The research from University of Technology Sydney (UTS) was based on a sample of more than 2,100 fund families internationally, using data from 1993 to 2015.
Dr Lorenzo Casavecchia of UTS Business School found that funds with a greater percentage of total assets under active management outperformed by 70 basis points a year on average, before fees.
Although the researchers chose to use source data from the US because of the greater detail available, Dr Casavecchia said the findings applied in Australia.
The study considered the excess return economically significant, saying it is risk adjusted.
“The question for us – and for investors – is whether specialisation has implications for investors’ wealth,” Dr Casavecchia said.

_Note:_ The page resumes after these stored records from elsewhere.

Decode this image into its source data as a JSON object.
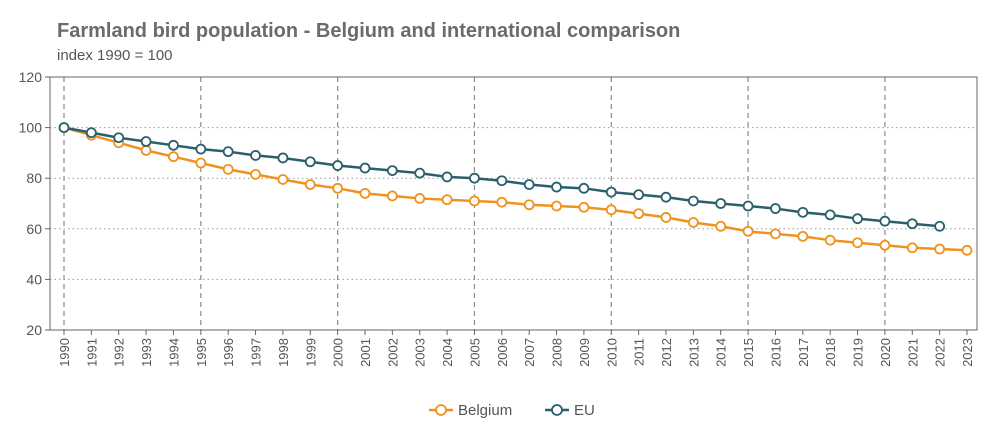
{
  "chart_data": {
    "type": "line",
    "title": "Farmland bird population - Belgium and international comparison",
    "subtitle": "index 1990 = 100",
    "xlabel": "",
    "ylabel": "",
    "ylim": [
      20,
      120
    ],
    "yticks": [
      20,
      40,
      60,
      80,
      100,
      120
    ],
    "categories": [
      "1990",
      "1991",
      "1992",
      "1993",
      "1994",
      "1995",
      "1996",
      "1997",
      "1998",
      "1999",
      "2000",
      "2001",
      "2002",
      "2003",
      "2004",
      "2005",
      "2006",
      "2007",
      "2008",
      "2009",
      "2010",
      "2011",
      "2012",
      "2013",
      "2014",
      "2015",
      "2016",
      "2017",
      "2018",
      "2019",
      "2020",
      "2021",
      "2022",
      "2023"
    ],
    "series": [
      {
        "name": "Belgium",
        "color": "#f0921e",
        "values": [
          100,
          97,
          94,
          91,
          88.5,
          86,
          83.5,
          81.5,
          79.5,
          77.5,
          76,
          74,
          73,
          72,
          71.5,
          71,
          70.5,
          69.5,
          69,
          68.5,
          67.5,
          66,
          64.5,
          62.5,
          61,
          59,
          58,
          57,
          55.5,
          54.5,
          53.5,
          52.5,
          52,
          51.5
        ]
      },
      {
        "name": "EU",
        "color": "#2a5f6e",
        "values": [
          100,
          98,
          96,
          94.5,
          93,
          91.5,
          90.5,
          89,
          88,
          86.5,
          85,
          84,
          83,
          82,
          80.5,
          80,
          79,
          77.5,
          76.5,
          76,
          74.5,
          73.5,
          72.5,
          71,
          70,
          69,
          68,
          66.5,
          65.5,
          64,
          63,
          62,
          61,
          null
        ]
      }
    ],
    "legend_position": "bottom-center",
    "grid": true
  }
}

The study points to an association with manager skill for generating value for active specialisation, derived in part from the expertise that comes from focusing on one area, from a fund family’s infrastructure and its resources dedicated to private information production.
The paper co-authored with Macquarie University PhD candidate Georgina Ge noted: “Our study shows that fund families with greater asset-based focus on the active segment are more likely to possess better managerial skills at running their active funds.”

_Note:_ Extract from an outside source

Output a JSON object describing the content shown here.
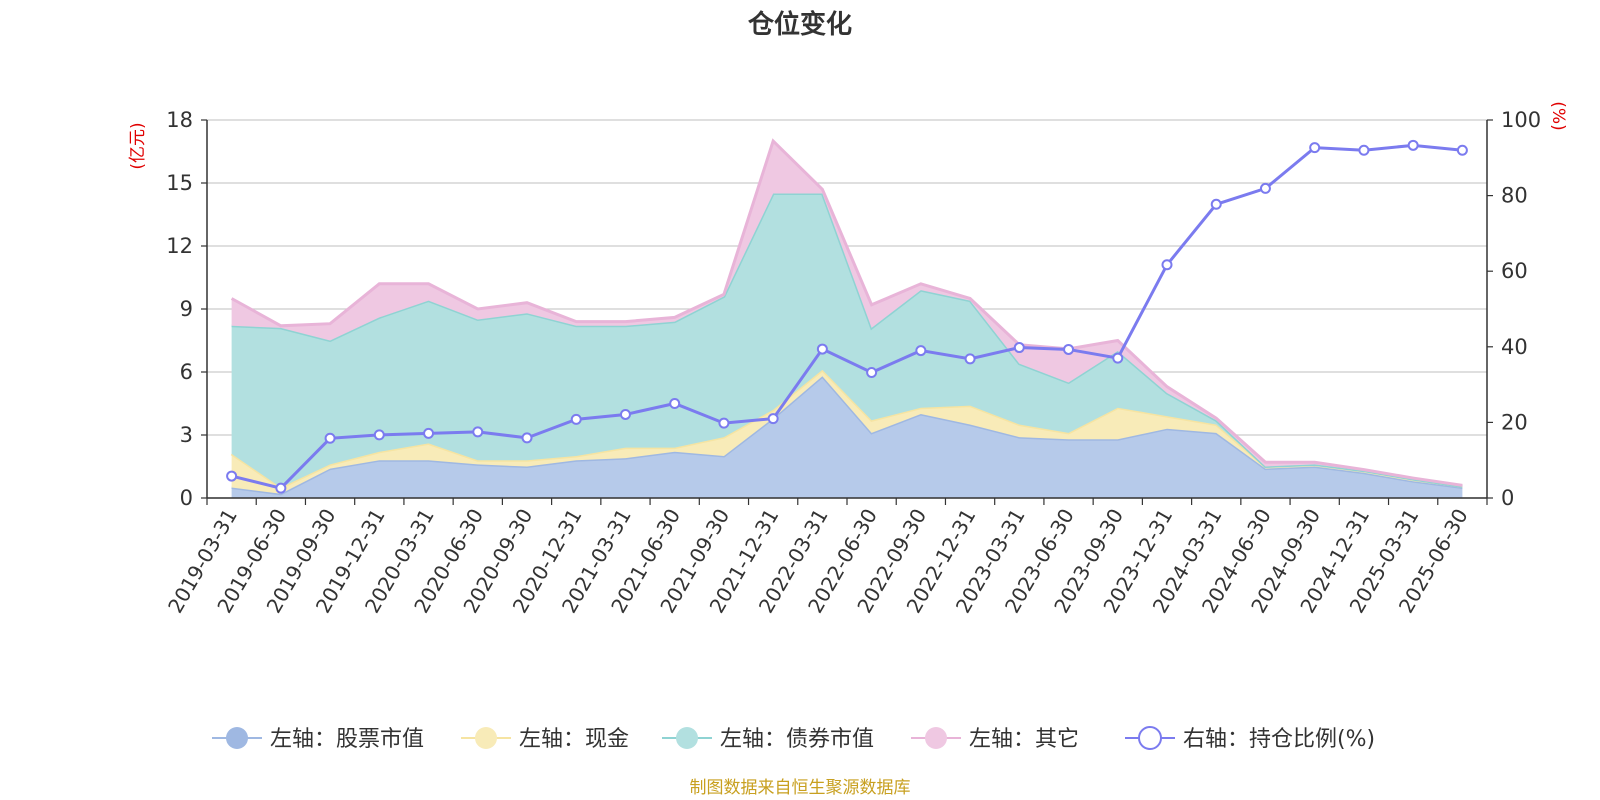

The findings also noted an experiment where researchers looked at what happened to funds that were sold, intact, out of more actively focused fund family into a less specialised one.
After the move, the funds would slip in performance and the converse also occurred.
Dr Casavecchia stated the study was not creating a battle between active or passive management, rather it was suggesting investors already in the active sector should be seeking focused active management specialists.
The dark side of specialisation, however, was shown to be greater exposure to losses in periods of market stress.
Investors should also diversify by using a range of actively focused specialists rather than sticking with just one brand, Dr Casavecchia added.
“The findings highlight the significant performance drag experienced by an average equity fund investor if the operational scope and investment philosophy of their fund family isn’t aligned with the primary objective of active funds – to outperform the index,” the paper said.